Kenmerken van de Rosetta Stone methode
De Rosetta Stone cursus is een wijze om vreemde talen (bijvoorbeeld Nederlands) te leren achter een computer. De taalcursussen zijn in meer dan dertig verschillende talen beschikbaar en ze zijn te volgen vanuit al deze talen.
De Rosetta Stone-methode is een zogenaamde communicatieve methode, die de wijze nabootst waarop kinderen de moedertaal leren. Dat wil zeggen ‘leren door middel van onderdompeling’, door veel te luisteren en na te zeggen. Het programma gebruikt hier stemmen van moedertaalsprekers (native speakers Nederlands) en foto’s voor voor het overbrengen van de betekenis van nieuwe woorden in de doeltaal (het Nederlands). Er wordt gebruikgemaakt van een programma om spraak te herkennen dat de Nederlandse uitspraak registreert en daar een schematische weergave van maakt. De student kan zo zijn of haar uitspraak vergelijken met de uitspraak van native speakers (moedertaalsprekers Nederlands). Verbetering van de uitspraak kan bereikt worden door de voorbeeldspreker minder snel te laten spreken en de studenten vervolgens veel na te laten spreken.

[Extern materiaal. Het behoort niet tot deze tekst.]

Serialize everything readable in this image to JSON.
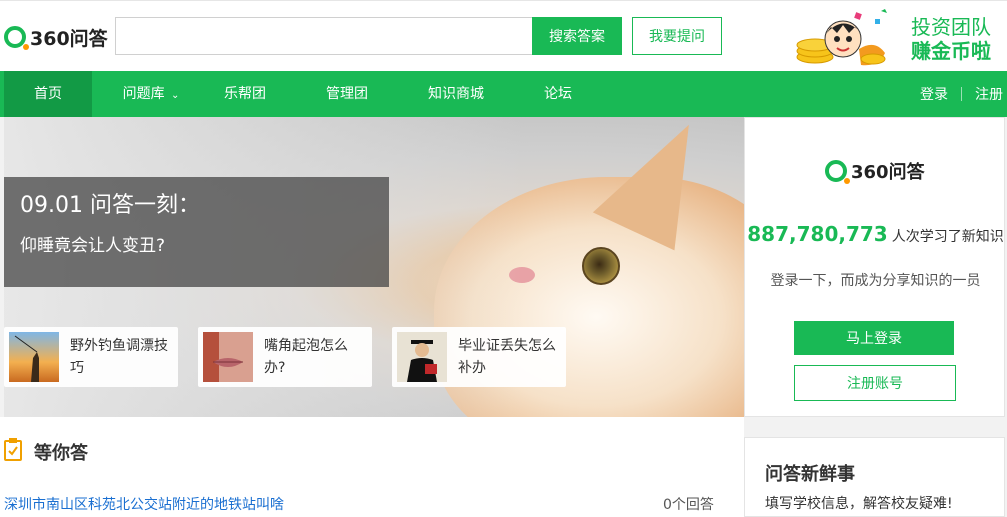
{
  "header": {
    "logo_text": "360问答",
    "search_value": "",
    "search_placeholder": "",
    "search_button": "搜索答案",
    "ask_button": "我要提问",
    "promo_line1": "投资团队",
    "promo_line2": "赚金币啦"
  },
  "nav": {
    "items": [
      {
        "label": "首页"
      },
      {
        "label": "问题库"
      },
      {
        "label": "乐帮团"
      },
      {
        "label": "管理团"
      },
      {
        "label": "知识商城"
      },
      {
        "label": "论坛"
      }
    ],
    "login": "登录",
    "register": "注册"
  },
  "banner": {
    "title": "09.01 问答一刻：",
    "subtitle": "仰睡竟会让人变丑?",
    "cards": [
      {
        "label": "野外钓鱼调漂技巧"
      },
      {
        "label": "嘴角起泡怎么办?"
      },
      {
        "label": "毕业证丢失怎么补办"
      }
    ]
  },
  "side": {
    "logo_text": "360问答",
    "count": "887,780,773",
    "count_suffix": "人次学习了新知识",
    "tip": "登录一下，而成为分享知识的一员",
    "login_button": "马上登录",
    "register_button": "注册账号"
  },
  "waiting": {
    "title": "等你答",
    "question": "深圳市南山区科苑北公交站附近的地铁站叫啥",
    "answers": "0个回答"
  },
  "news": {
    "title": "问答新鲜事",
    "line": "填写学校信息，解答校友疑难!"
  },
  "colors": {
    "brand": "#19b955",
    "nav_active": "#129a45",
    "link": "#1a6fd1"
  }
}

Er zijn dictee-oefeningen voor de schrijfvaardigheden Nederlands van de lerenden. De software controleert de Nederlandse grammatica en de spelling en geeft fouten aan en biedt de optie om de fouten te corrigeren.

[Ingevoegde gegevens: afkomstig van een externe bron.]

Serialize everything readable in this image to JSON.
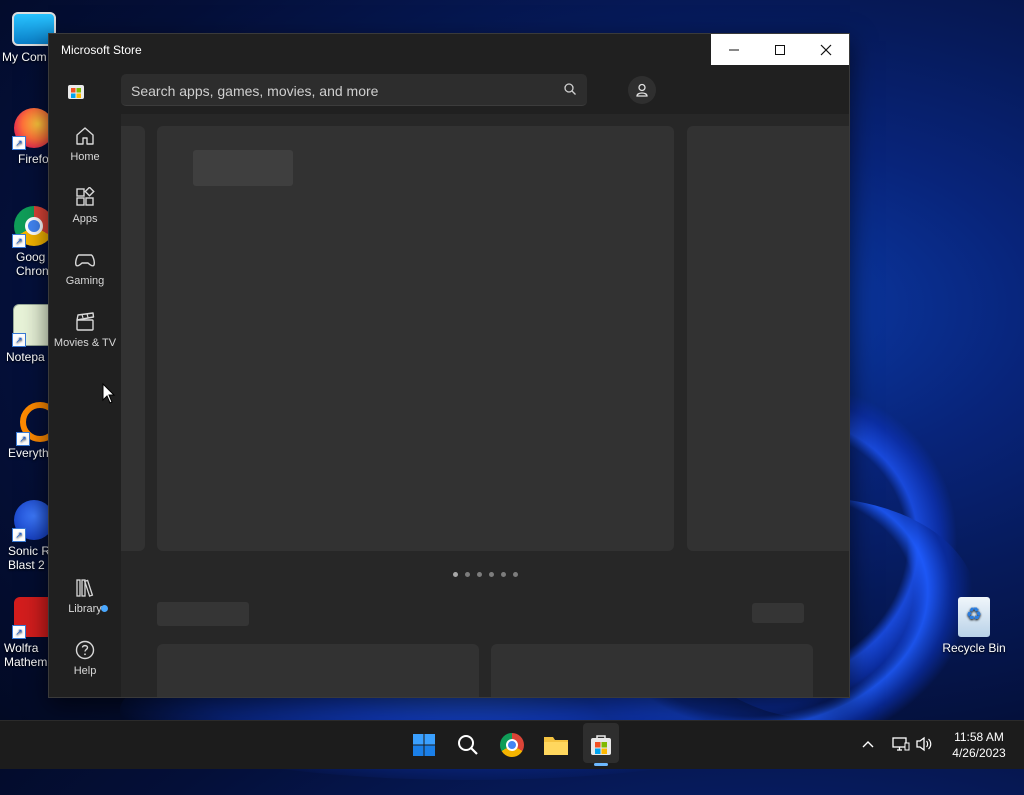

Het programma van Rosetta Stone biedt ook leesteksten. Deze gaan over dagelijkse onderwerpen, ideeën en activiteiten.
Populariteit
De Rosetta Stone-methode wordt veelvuldig ingezet wereldwijd en niet door de minsten. Onder andere het Amerikaanse Ministerie van Buitenlandse zaken en de NASA maken er gebruik van. In ons land wordt Rosetta Stone door enkele ministeries en verschillende hogescholen en universiteiten gebruikt, alsook door sommige internationaal opererende bedrijven.

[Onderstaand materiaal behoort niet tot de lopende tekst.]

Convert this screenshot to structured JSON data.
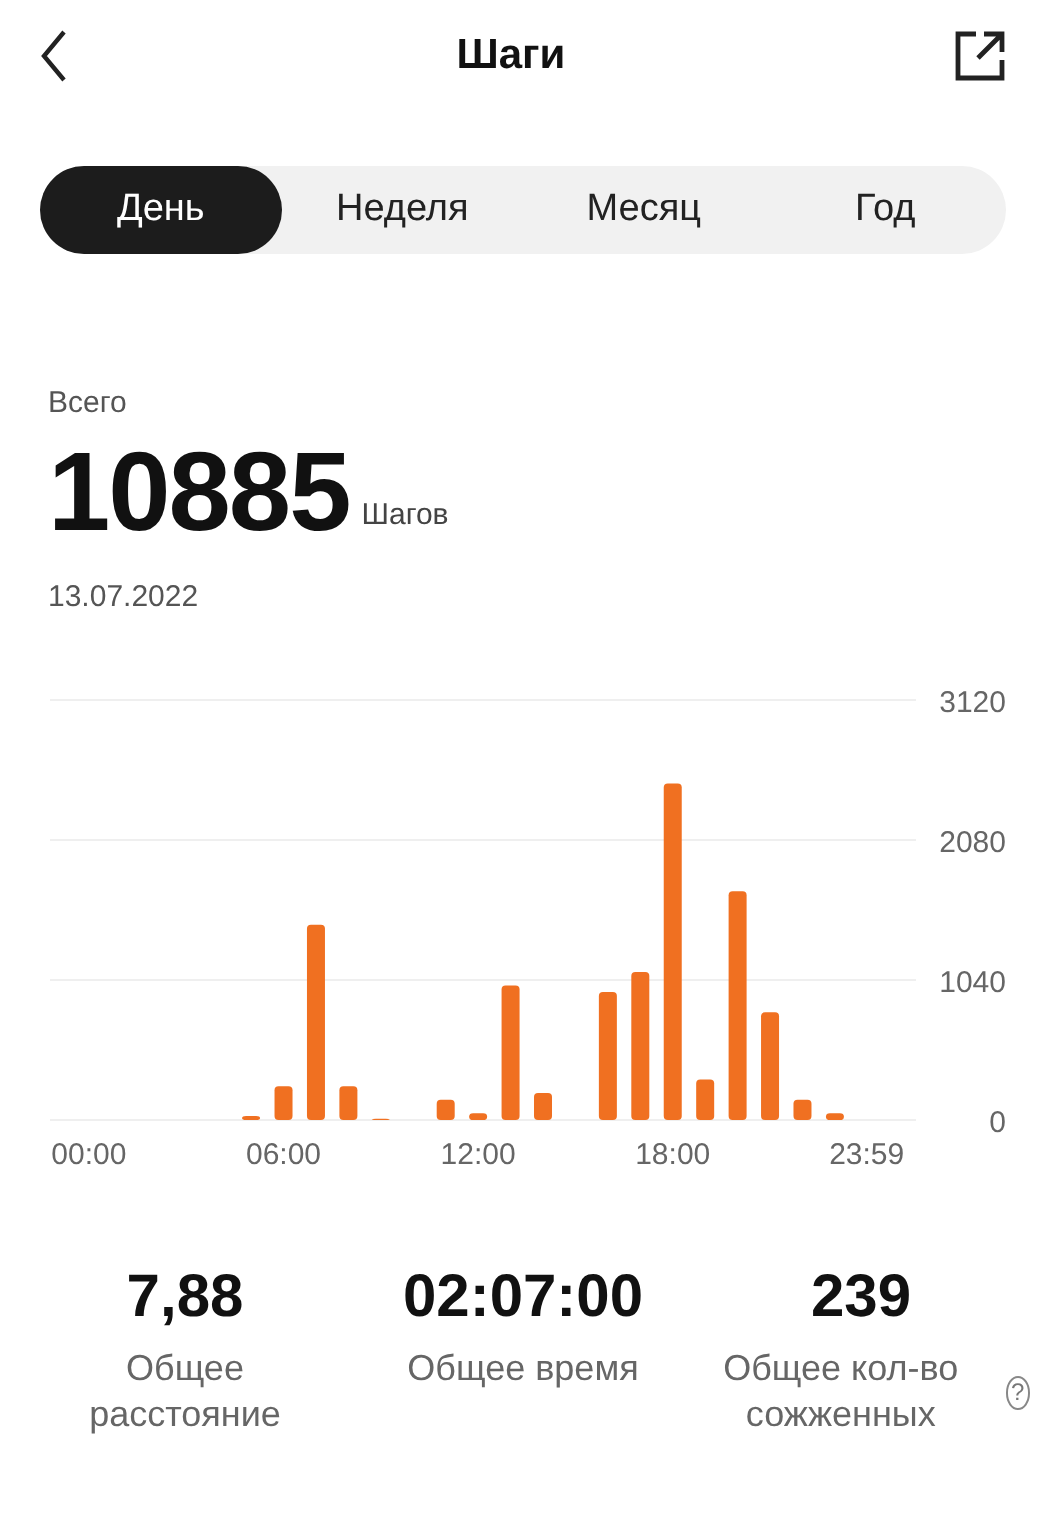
{
  "header": {
    "title": "Шаги"
  },
  "tabs": [
    {
      "label": "День",
      "selected": true
    },
    {
      "label": "Неделя",
      "selected": false
    },
    {
      "label": "Месяц",
      "selected": false
    },
    {
      "label": "Год",
      "selected": false
    }
  ],
  "summary": {
    "caption": "Всего",
    "value": "10885",
    "unit": "Шагов",
    "date": "13.07.2022"
  },
  "chart_data": {
    "type": "bar",
    "x": [
      0,
      1,
      2,
      3,
      4,
      5,
      6,
      7,
      8,
      9,
      10,
      11,
      12,
      13,
      14,
      15,
      16,
      17,
      18,
      19,
      20,
      21,
      22,
      23
    ],
    "series": [
      {
        "color": "#f07021",
        "values": [
          0,
          0,
          0,
          0,
          0,
          30,
          250,
          1450,
          250,
          10,
          0,
          150,
          50,
          1000,
          200,
          0,
          950,
          1100,
          2500,
          300,
          1700,
          800,
          150,
          50
        ]
      }
    ],
    "xlim": [
      -1.2,
      25.5
    ],
    "ylim": [
      0,
      3120
    ],
    "yticks": [
      0,
      1040,
      2080,
      3120
    ],
    "xticks": [
      {
        "value": 0,
        "label": "00:00"
      },
      {
        "value": 6,
        "label": "06:00"
      },
      {
        "value": 12,
        "label": "12:00"
      },
      {
        "value": 18,
        "label": "18:00"
      },
      {
        "value": 23.98,
        "label": "23:59"
      }
    ]
  },
  "stats": [
    {
      "value": "7,88",
      "label": "Общее расстояние"
    },
    {
      "value": "02:07:00",
      "label": "Общее время"
    },
    {
      "value": "239",
      "label": "Общее кол-во сожженных",
      "help_icon": "?"
    }
  ]
}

Voor- en nadelen van de Rosetta Stone methode
De methode van Rosetta Stone is erg eenvoudig in het gebruik en kan op elk moment door de lerende gebruikt worden. Studenten bepalen zelf welke delen wat meer of minder aandacht nodig hebben. Veel lerenden vinden het leuk om te werken met de methodiek. Bij een gebrek aan trainers kan deze methode voor onderwijsinstellingen een oplossing zijn. Het feit dat er geen docent is om de lerenden te motiveren of iets extra’s te kunnen bieden, is een minpunt van de methode van Rosetta Stone.
De Pimsleur methode
Bedacht door wie en wanneer
De Pimsleur taalcursussen zijn ontwikkeld door Amerikaans taalkundige Dr. Paul M. Pimsleur. De eerste Pimsleur taalcursus was een cursus Grieks, die Paul Pimsleur in 1963 introduceerde.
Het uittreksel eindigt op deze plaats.